Critical incident response flow (sequence)
Containment strategies
Incident type
Short-term containment
Long-term containment / eradication
Malware
Isolate host; block C2 at network
Reimage; patch vector; EDR policy updates
Data breach
Revoke tokens; block exfil paths
Fix root cause; encryption; DLP tuning
Credential compromise
Force reset; revoke sessions
MFA enforcement; password policy; hunt for reuse
DDoS
Mitigation provider; rate limits
Architecture hardening; upstream filtering
Insider threat
Suspend access; preserve logs
HR/legal process; least-privilege redesign
Evidence preservation
Chain of custody: who collected, when, where stored, integrity hashes
Forensic imaging: bit-for-bit copies; write blockers; documented procedures
Log preservation: centralized, tamper-resistant storage; legal hold on deletion
Timeline reconstruction: SIEM queries, EDR storylines, mail logs — tools vary by stack (e.g., Volatility , Autopsy , KAPE for endpoint forensics)
Communication plan
Stakeholder
Typical trigger
Engineering / SRE
Any confirmed incident affecting systems
Security leadership
Medium+ or regulatory touch
Executive / board
High/Critical or reputational risk
Customers
Contractual commitment or material impact
Regulators
Jurisdiction-specific (e.g., GDPR 72-hour assessment clock for many personal-data breaches; HIPAA breach notification rules for covered entities)
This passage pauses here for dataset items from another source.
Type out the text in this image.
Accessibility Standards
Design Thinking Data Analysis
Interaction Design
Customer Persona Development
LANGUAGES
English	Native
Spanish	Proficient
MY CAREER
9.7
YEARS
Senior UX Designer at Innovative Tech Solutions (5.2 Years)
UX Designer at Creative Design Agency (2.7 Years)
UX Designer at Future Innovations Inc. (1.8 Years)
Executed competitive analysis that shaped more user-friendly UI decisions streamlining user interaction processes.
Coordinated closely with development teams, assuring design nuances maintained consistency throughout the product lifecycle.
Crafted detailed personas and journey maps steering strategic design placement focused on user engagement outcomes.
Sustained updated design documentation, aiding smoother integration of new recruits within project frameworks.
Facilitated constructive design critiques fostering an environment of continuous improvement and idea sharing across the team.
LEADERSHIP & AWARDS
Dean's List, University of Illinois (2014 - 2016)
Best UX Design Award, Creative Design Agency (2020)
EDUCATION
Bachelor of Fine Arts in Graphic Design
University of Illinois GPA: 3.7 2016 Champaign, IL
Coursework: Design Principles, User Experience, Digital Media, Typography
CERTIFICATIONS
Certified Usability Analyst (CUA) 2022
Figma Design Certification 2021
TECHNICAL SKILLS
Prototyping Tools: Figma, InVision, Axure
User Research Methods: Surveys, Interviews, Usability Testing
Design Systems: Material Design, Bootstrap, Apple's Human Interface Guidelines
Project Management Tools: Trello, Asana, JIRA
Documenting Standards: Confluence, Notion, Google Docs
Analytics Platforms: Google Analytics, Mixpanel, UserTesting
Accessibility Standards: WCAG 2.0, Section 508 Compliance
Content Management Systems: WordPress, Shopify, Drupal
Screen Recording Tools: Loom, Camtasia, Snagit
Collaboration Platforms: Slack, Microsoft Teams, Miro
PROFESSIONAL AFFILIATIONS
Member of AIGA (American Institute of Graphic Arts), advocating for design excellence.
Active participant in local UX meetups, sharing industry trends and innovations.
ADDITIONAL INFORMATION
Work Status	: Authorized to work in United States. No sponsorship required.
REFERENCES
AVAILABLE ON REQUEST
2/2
Use pre-approved templates and single narrative owner to avoid contradictory statements.
Recovery and lessons learned
Restore services with verified clean builds where appropriate
Enhance monitoring and detection for observed TTPs
Run a blameless postmortem : timeline, root cause, contributing factors, action items with owners
Track improvements in the same system as other engineering work
Tabletop exercises
Aspect
Guidance
Scenario design
Realistic for your stack; inject comms and legal twists
Frequency
At least annual full exercise; quarterly focused drills
Participants
IC, security, eng, legal, comms as applicable
Facilitation
Pre-read, timed injects, clear success criteria
Outcomes
Document gaps, update runbooks, assign remediation
Category
Examples
SIEM
Splunk, Elastic, Microsoft Sentinel
SOAR
Palo Alto XSOAR, Tines, Shuffle
Forensics
Volatility, Autopsy, KAPE
Paging / coordination
PagerDuty, Opsgenie
Metrics
Metric
Meaning
MTTD
Mean time to detect
MTTA
Mean time to acknowledge
MTTC
Mean time to contain
MTTR
Mean time to resolve (define consistently)
Incident frequency
Trends by category
Postmortem completion rate
% incidents with closed action items
Anti-patterns
Anti-pattern
Risk
No IR plan
Chaotic response; evidence loss
Hero-dependent response
Bus factor; inconsistent outcomes
Blame culture
Hides facts; weak learning
No postmortems
Repeated failures
Forensic evidence destruction
Legal and regulatory exposure
External references
Keep project-specific security documentation in docs/security/, threat models in docs/security/threat-models/, and security decisions in docs/adr/, not in this file.